Medical image processing often uses segmentation to determine the location of features of interest in a medical image and to generate a patient-specific model of the anatomical structure in the image. This patient-specific model can then be used to make measurements of the anatomical structure (for example, to measure the left ventricular volume over the heart cycle), for diagnosis, treatment planning (for example, in aortic valve implant fitting), or for the prediction of disease (for example, biophysical models). In order to extract the shape of an anatomical structure from medical images, different methods of segmentation can be used, such as, for example, a model-based segmentation framework in which an adjustable model of the anatomical structure is placed in the image to segment the anatomical structure.
An example of such a model-based segmentation framework is provided in an article by Ecabert et al., entitled “Segmentation of the heart and great vessels in CT images using a model-based adaptation framework, Medical Image Analysis”, Volume 15, Issue 6, December 2011, Pages 863-876, which describes detailed local correction and manual editing of a multi-color mask overlain on an image of a heart.
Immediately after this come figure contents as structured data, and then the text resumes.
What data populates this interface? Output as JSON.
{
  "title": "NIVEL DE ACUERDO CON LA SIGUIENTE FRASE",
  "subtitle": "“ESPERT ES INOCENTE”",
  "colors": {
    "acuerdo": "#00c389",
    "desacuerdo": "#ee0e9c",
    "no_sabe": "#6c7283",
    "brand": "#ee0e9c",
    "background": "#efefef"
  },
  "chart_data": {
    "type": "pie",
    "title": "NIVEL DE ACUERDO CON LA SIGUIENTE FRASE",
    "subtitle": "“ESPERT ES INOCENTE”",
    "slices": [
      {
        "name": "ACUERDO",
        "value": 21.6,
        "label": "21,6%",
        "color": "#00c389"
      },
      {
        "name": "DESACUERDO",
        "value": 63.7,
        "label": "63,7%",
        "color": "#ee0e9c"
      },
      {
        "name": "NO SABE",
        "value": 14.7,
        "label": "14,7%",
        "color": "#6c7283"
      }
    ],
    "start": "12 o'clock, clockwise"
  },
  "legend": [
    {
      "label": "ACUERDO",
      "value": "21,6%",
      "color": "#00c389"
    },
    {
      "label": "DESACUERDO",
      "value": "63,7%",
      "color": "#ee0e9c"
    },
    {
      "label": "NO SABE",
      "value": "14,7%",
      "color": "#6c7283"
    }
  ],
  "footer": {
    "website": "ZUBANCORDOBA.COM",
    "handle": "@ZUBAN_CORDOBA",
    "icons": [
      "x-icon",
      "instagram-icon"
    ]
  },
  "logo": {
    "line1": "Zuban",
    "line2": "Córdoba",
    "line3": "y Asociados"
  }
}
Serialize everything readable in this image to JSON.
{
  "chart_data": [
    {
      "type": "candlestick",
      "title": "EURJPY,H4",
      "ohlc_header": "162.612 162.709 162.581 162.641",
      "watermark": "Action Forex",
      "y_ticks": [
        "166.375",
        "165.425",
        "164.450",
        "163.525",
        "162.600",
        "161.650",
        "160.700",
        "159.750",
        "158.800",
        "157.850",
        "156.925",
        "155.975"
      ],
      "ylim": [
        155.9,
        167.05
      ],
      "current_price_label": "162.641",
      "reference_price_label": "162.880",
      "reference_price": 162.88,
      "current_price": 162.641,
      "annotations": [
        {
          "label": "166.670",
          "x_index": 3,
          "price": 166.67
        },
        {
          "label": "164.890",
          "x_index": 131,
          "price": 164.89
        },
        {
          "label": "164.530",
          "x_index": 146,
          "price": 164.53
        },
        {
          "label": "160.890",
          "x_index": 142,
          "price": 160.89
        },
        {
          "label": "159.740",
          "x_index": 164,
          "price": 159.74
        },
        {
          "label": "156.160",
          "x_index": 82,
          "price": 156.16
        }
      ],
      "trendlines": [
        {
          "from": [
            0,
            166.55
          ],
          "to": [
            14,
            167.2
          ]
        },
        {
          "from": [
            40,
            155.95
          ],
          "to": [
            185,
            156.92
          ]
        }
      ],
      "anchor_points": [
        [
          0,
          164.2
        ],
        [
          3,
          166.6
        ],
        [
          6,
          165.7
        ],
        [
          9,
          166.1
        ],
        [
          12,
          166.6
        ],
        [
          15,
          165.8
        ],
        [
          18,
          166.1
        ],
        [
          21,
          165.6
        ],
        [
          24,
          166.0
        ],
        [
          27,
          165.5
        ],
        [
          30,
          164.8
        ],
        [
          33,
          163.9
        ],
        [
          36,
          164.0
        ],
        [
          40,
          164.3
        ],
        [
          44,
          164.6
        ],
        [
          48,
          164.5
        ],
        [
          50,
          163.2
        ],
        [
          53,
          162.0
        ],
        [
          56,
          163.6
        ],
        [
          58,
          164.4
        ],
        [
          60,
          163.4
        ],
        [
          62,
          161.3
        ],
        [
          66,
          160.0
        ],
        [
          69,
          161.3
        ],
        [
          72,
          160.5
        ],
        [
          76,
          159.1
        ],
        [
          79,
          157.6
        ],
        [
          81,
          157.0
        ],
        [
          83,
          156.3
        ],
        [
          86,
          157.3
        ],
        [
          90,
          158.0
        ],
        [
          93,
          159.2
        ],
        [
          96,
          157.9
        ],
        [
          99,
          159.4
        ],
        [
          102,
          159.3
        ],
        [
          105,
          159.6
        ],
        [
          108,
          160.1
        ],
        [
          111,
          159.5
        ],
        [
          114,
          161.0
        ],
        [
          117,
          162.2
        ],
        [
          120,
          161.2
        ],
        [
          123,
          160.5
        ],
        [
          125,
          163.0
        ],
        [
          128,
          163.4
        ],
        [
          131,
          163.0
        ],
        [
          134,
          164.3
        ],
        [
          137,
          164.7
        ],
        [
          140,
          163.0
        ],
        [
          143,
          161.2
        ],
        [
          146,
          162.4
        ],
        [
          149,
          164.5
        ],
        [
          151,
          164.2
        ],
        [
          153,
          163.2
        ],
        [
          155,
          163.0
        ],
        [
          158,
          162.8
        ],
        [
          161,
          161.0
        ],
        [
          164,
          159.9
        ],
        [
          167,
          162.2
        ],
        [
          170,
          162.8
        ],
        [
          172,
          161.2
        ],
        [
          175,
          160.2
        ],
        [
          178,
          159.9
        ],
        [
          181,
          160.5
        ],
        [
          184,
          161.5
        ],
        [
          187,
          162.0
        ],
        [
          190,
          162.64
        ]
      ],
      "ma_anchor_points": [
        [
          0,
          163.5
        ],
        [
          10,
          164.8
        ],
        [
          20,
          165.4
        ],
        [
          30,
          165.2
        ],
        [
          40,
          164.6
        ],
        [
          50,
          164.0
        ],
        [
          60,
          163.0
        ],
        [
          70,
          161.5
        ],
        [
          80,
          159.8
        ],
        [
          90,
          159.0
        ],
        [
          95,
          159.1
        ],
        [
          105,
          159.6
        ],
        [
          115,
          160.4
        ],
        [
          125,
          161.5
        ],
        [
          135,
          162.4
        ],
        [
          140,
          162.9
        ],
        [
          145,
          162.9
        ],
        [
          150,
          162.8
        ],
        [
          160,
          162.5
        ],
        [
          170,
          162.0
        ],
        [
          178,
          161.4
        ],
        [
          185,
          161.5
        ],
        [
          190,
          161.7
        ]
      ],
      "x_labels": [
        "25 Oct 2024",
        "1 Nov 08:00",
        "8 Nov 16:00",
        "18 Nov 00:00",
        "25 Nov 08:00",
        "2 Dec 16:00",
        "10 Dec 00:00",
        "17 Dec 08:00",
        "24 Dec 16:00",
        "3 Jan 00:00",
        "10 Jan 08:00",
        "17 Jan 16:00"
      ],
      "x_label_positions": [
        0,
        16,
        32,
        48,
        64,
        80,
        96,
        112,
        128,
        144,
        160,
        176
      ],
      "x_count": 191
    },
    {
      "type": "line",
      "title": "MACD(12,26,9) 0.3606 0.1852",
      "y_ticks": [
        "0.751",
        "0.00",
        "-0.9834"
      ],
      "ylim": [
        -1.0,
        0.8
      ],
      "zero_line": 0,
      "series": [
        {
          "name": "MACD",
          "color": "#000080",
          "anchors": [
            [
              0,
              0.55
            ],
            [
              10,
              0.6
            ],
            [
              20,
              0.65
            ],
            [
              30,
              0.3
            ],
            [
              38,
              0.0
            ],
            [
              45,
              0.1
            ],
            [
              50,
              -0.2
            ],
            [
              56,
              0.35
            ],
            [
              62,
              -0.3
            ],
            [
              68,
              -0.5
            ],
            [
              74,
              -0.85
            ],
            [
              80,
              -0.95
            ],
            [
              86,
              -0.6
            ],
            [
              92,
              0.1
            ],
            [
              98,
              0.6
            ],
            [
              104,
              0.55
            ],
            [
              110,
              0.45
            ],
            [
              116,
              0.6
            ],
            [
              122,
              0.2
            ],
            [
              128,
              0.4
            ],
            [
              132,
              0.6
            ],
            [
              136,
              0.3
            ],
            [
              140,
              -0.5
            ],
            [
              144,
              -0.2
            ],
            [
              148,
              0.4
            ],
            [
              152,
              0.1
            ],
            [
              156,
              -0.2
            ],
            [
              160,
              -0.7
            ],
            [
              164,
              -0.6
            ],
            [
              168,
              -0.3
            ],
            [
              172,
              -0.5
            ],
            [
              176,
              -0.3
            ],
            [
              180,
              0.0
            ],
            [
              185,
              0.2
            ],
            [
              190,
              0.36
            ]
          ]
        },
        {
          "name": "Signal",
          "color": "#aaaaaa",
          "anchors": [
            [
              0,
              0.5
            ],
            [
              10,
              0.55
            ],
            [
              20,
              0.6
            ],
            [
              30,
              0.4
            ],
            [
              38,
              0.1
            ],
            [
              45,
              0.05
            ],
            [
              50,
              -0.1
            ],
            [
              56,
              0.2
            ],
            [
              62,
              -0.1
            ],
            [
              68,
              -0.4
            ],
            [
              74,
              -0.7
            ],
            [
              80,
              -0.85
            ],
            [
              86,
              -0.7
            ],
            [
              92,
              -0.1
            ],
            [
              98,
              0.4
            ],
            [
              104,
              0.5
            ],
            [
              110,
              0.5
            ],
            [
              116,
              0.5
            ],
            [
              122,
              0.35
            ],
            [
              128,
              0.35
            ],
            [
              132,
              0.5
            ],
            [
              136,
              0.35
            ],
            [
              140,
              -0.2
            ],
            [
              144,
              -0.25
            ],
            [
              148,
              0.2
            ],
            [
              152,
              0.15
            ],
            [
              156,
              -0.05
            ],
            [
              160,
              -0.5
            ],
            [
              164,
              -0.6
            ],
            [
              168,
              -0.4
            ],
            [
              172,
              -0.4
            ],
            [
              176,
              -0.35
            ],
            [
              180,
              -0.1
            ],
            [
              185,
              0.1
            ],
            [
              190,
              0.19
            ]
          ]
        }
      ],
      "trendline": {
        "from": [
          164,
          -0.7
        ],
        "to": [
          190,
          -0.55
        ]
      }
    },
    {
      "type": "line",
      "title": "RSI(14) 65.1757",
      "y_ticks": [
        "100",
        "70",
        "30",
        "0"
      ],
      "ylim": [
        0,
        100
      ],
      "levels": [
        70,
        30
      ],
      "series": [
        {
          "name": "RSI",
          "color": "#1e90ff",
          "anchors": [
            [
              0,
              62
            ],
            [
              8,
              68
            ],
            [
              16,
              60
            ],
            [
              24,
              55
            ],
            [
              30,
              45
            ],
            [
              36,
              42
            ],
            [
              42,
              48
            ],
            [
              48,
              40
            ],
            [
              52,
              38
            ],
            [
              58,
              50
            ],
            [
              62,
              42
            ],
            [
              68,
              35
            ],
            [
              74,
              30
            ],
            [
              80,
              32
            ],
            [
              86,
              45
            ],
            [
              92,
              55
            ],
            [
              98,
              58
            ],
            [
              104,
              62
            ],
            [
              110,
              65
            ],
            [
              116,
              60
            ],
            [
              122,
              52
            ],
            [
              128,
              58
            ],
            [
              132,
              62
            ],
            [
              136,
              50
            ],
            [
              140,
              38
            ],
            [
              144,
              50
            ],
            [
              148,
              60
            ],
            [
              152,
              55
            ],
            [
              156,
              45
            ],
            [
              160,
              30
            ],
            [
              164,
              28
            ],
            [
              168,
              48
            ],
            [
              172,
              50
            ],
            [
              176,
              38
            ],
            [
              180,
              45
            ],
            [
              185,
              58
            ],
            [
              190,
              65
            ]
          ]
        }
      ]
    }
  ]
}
However, in these existing techniques, if the segmentation of an anatomical structure in an image is inaccurate (for example, if the segmentation results in a model that does not accurately reflect the shape of the anatomical structure in the image), various correction mechanisms are available whereby a physician can manually adjust the model to correct the segmentation result. For example, a physician may manually adjust the model by dragging points of the model towards the correct features of the anatomical structure in the image. For the purposes of efficiency, existing correction methods typically modify the model in multiple images simultaneously as this reduces the manual work involved and can keep the segmentation consistent across the images. For example, a modification may be propagated through multiple images in time-series of two-dimensional images, or through multiple images in time-series of three-dimensional images and/or in all three-dimensions in the case of three-dimensional images.
As a result, not only parts of the model belonging to a currently displayed image are modified, but also parts of the model belonging to neighboring images in the sequence are modified. This means that, following an adjustment to the model in an image, the physician must review neighboring images to ensure that any changes that were propagated through to the neighboring images are reasonable. In some instances, for example, the physician will need to review images that have already been previously inspected to determine whether any modifications that have propagated to those previously inspected images have resulted in errors that require the model to be re-adjusted in those images. In order to ensure that no errors result from a modification to the model in one image, the physician would need to check the model in all other images.
In the case of adjusting a model in a four-dimensional image comprising a time-sequence of three-dimensional images, the propagation of adjustments to the model across the time-sequence of three-dimensional images can occur in both space (for example, to images at different points in space, such as neighboring images) and time (for example, to images at different points in time). In such examples, it becomes even more complicated and time consuming to review adjustments to the model as the adjustments may have been propagated in both space and time.
Thus, the process for adjusting a model of an anatomical structure becomes inefficient once again and is also complex. There is thus a need for an improved method and apparatus for adjusting a model of an anatomical structure in a sequence of images of the anatomical structure.